21 Aux termes de l'article 77(1) de la LEFP), toute personne qui est dans la zone de recours peut présenter au Tribunal une plainte selon laquelle elle n'a pas été nommée ou n'a pas fait l'objet d'une proposition de nomination en raison d'un abus de pouvoir de la part de la (CFP) ou de l'administrateur général dans le cadre du processus de nomination. L'abus de pouvoir n'est pas défini dans la LEFP); cependant, l'article 2(4) précise qu'« [i]l est entendu que, pour l'application de la présente loi, on entend notamment par "abus de pouvoir" la mauvaise foi et le favoritisme personnel ».

22 Tel qu'il est établi dans la jurisprudence du Tribunal, cette formulation inclusive indique que l'abus de pouvoir comprend, sans toutefois s'y limiter, la mauvaise foi et le favoritisme personnel.
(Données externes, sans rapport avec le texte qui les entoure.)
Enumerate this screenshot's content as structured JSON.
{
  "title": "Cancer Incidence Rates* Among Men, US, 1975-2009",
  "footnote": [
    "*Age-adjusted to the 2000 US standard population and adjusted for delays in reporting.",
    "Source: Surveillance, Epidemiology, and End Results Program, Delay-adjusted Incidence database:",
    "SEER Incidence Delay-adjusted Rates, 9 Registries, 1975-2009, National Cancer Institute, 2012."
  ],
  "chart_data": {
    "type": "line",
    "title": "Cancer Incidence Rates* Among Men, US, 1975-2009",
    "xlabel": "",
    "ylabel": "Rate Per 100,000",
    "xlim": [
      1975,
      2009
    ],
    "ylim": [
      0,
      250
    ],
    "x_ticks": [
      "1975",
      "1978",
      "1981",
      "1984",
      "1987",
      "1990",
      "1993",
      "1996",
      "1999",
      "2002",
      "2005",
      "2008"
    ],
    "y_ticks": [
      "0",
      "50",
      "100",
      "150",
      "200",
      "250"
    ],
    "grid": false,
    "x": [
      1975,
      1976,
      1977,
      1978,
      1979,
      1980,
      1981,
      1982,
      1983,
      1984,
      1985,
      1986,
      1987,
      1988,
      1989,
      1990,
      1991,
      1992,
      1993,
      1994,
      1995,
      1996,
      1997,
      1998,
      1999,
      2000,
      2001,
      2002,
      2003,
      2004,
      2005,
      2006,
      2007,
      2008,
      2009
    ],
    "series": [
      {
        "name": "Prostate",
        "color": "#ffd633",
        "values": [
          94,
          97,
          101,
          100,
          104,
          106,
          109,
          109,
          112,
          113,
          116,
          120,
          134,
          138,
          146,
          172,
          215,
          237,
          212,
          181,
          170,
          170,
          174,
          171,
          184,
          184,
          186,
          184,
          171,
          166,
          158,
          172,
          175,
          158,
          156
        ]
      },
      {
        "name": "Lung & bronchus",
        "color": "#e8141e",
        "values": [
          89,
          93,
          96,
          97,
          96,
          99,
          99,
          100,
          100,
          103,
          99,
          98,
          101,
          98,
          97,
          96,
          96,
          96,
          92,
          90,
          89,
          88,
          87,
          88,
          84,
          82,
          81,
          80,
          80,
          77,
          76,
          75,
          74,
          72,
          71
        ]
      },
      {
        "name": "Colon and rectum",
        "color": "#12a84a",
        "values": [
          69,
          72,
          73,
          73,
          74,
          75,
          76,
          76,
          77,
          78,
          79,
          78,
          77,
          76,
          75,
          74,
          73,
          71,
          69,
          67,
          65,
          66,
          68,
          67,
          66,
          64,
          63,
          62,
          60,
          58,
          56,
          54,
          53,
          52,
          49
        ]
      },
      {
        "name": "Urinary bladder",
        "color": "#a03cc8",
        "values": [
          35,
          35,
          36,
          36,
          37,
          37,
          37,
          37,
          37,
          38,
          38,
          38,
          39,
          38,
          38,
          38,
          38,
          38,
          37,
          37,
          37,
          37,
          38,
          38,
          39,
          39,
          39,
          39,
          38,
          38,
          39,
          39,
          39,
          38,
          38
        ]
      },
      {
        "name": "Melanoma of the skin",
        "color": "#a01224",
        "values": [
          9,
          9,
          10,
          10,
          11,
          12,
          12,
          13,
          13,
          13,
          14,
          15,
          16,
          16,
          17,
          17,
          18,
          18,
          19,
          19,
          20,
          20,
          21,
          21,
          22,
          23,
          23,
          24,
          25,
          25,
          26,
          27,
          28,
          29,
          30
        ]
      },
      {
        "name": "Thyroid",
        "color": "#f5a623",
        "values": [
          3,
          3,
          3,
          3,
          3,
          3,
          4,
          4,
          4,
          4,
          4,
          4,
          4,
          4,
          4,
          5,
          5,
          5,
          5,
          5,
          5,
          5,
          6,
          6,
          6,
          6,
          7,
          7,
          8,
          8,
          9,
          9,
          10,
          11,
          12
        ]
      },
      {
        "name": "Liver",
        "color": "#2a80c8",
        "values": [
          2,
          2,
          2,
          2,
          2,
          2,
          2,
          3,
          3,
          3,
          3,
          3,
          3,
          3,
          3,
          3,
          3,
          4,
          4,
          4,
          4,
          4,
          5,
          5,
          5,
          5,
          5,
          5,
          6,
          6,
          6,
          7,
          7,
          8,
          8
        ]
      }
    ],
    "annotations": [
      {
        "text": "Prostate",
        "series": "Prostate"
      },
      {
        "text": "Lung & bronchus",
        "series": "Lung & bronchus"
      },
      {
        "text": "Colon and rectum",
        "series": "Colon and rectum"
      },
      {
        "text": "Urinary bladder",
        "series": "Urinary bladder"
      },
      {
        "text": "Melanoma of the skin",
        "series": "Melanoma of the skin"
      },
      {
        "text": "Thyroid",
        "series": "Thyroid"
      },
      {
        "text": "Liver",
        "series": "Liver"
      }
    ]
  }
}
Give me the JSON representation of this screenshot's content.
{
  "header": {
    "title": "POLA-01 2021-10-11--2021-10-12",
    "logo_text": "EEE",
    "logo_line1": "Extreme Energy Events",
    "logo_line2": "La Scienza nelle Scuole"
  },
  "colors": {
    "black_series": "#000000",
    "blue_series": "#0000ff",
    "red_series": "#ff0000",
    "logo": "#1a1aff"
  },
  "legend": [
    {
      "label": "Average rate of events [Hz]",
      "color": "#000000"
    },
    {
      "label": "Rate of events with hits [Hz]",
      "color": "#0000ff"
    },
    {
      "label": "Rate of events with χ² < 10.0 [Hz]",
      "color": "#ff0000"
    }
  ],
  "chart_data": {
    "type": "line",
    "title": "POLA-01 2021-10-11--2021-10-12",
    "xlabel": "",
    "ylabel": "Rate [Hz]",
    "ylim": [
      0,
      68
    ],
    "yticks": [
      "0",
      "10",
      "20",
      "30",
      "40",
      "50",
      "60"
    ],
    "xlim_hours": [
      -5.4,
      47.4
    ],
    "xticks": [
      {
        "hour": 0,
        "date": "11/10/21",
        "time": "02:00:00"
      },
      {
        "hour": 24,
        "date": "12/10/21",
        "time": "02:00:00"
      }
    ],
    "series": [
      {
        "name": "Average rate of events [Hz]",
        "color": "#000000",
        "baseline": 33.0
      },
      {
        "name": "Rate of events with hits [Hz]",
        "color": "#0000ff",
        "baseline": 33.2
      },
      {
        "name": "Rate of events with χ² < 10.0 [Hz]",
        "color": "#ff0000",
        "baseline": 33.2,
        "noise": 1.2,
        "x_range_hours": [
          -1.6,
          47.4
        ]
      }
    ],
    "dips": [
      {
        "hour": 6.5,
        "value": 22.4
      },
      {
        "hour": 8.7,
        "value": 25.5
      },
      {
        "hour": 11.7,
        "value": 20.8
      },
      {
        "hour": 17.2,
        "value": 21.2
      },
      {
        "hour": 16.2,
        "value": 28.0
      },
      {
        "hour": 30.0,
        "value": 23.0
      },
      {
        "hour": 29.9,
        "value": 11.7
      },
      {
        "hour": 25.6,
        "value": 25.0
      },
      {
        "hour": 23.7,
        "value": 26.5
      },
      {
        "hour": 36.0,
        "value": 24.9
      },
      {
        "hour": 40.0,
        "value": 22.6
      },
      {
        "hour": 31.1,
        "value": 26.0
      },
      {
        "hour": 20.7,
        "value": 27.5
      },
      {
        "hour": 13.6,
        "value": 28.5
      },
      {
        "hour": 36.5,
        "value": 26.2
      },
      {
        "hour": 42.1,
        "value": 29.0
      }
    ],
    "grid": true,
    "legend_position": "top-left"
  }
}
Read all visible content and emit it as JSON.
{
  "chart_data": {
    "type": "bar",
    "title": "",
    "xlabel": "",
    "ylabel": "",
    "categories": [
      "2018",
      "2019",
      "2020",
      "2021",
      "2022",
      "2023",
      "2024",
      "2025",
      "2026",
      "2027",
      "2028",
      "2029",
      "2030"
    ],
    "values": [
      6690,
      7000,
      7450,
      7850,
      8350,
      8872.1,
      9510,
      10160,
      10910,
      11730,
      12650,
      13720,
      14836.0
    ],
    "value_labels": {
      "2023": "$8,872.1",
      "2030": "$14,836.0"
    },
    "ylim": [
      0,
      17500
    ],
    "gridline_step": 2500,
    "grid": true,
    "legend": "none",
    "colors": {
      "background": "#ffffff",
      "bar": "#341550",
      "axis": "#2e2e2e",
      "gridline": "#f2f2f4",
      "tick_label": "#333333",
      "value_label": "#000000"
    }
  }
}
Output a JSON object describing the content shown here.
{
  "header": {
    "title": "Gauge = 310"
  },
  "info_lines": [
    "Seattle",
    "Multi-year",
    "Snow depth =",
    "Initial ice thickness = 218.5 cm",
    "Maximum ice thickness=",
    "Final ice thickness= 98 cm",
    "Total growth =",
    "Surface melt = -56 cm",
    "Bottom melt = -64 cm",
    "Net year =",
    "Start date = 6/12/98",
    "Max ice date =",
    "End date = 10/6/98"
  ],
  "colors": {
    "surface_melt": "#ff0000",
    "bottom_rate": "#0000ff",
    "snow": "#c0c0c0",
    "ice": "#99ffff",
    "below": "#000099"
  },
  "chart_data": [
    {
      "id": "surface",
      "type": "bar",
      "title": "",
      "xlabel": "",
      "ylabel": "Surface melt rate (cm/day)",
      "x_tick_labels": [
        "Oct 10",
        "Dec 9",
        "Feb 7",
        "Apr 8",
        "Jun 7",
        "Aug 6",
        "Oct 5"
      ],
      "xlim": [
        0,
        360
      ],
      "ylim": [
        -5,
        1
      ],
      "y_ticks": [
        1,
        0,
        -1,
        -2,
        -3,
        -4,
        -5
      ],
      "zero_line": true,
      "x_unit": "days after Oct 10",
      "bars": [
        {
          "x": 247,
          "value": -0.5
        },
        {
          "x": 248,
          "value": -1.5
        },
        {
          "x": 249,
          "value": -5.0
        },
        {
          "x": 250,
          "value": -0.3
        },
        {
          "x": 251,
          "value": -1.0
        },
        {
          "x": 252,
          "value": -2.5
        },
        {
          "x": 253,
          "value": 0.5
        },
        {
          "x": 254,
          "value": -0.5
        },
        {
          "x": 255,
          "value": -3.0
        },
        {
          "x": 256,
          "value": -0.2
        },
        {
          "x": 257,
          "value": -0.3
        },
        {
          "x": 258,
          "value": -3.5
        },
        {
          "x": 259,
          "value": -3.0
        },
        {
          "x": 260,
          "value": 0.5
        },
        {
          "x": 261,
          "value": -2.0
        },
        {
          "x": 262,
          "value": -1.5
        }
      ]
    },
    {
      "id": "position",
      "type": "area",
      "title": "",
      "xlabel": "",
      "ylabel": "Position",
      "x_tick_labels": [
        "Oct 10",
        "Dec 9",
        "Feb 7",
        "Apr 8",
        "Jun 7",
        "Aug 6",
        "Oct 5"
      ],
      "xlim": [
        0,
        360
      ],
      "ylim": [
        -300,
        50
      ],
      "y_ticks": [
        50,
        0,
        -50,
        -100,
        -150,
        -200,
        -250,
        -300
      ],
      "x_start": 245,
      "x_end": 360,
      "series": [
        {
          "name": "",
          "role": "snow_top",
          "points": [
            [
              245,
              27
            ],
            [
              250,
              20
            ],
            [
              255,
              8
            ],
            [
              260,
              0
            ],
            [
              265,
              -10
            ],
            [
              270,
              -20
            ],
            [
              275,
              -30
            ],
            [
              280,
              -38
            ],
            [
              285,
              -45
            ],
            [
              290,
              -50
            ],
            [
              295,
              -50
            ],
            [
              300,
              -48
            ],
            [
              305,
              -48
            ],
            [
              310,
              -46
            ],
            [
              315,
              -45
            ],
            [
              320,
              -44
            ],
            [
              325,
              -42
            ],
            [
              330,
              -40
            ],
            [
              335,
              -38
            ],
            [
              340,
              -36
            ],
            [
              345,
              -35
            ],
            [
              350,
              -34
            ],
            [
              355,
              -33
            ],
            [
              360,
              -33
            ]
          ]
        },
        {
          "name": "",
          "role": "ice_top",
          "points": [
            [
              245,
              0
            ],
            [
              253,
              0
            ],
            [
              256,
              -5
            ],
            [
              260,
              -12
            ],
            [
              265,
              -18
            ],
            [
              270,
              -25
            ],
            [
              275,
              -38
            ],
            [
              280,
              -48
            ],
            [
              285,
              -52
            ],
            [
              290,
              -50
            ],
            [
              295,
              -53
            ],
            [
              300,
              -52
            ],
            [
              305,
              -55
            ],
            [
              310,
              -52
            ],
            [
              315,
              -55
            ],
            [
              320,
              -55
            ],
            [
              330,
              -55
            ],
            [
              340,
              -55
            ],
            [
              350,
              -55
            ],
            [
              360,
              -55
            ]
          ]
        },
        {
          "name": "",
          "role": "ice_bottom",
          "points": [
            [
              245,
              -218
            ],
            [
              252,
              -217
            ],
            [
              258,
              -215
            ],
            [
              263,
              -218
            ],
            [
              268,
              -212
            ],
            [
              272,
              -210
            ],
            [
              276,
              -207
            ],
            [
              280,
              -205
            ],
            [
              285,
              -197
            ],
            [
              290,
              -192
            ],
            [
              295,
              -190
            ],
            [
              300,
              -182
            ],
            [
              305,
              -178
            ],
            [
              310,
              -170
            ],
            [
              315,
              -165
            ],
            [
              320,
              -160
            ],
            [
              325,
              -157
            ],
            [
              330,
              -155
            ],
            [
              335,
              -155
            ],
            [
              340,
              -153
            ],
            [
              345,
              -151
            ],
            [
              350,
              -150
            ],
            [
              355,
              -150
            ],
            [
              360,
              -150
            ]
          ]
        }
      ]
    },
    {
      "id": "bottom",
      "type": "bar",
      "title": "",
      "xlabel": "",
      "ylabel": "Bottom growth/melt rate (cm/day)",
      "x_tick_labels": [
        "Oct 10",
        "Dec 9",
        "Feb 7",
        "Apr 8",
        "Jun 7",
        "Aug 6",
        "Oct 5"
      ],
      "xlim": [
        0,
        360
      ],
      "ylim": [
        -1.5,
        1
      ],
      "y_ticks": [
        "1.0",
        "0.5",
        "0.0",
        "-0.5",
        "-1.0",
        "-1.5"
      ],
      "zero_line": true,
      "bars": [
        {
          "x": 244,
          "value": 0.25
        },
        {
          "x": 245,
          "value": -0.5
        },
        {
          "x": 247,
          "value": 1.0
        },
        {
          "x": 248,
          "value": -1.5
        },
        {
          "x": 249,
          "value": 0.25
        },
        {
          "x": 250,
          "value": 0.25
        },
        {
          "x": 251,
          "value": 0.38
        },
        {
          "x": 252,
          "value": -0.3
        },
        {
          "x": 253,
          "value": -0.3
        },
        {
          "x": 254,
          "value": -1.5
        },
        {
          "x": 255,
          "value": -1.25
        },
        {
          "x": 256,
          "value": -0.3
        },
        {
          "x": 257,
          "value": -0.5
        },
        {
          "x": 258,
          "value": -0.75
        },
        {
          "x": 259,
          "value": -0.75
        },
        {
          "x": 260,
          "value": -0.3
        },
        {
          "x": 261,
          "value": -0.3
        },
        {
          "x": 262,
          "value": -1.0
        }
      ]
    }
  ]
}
23 Dans la décision Kane c. le procureur général du Canada et la Commission de la fonction publique, 2011 CAF 19, para. 64, la Cour d'appel fédérale a conclu qu'une erreur peut aussi constituer un abus de pouvoir. C'est la nature et la gravité de l'erreur qui déterminent s'il s'agit d'un abus de pouvoir.

24 L'abus de pouvoir peut également comprendre la conduite irrégulière et les omissions. Le fait qu'une conduite irrégulière ou une omission constitue ou non un abus de pouvoir dépend de la nature et de la gravité de celle ci. Voir, par exemple, la décision Tibbs c. Sous ministre de la Défense nationale, 2006 TDFP 0008.

25 Comme l'a établi la jurisprudence du Tribunal, il incombe au plaignant d'établir, selon la prépondérance des probabilités, la preuve d'un abus de pouvoir dans un processus de nomination (voir, par exemple, la décision Tibbs, para. 49).

Question I : L'intimé a-t-il abusé de son pouvoir quand il a utilisé la qualification constituant un atout pour effectuer la présélection des candidats?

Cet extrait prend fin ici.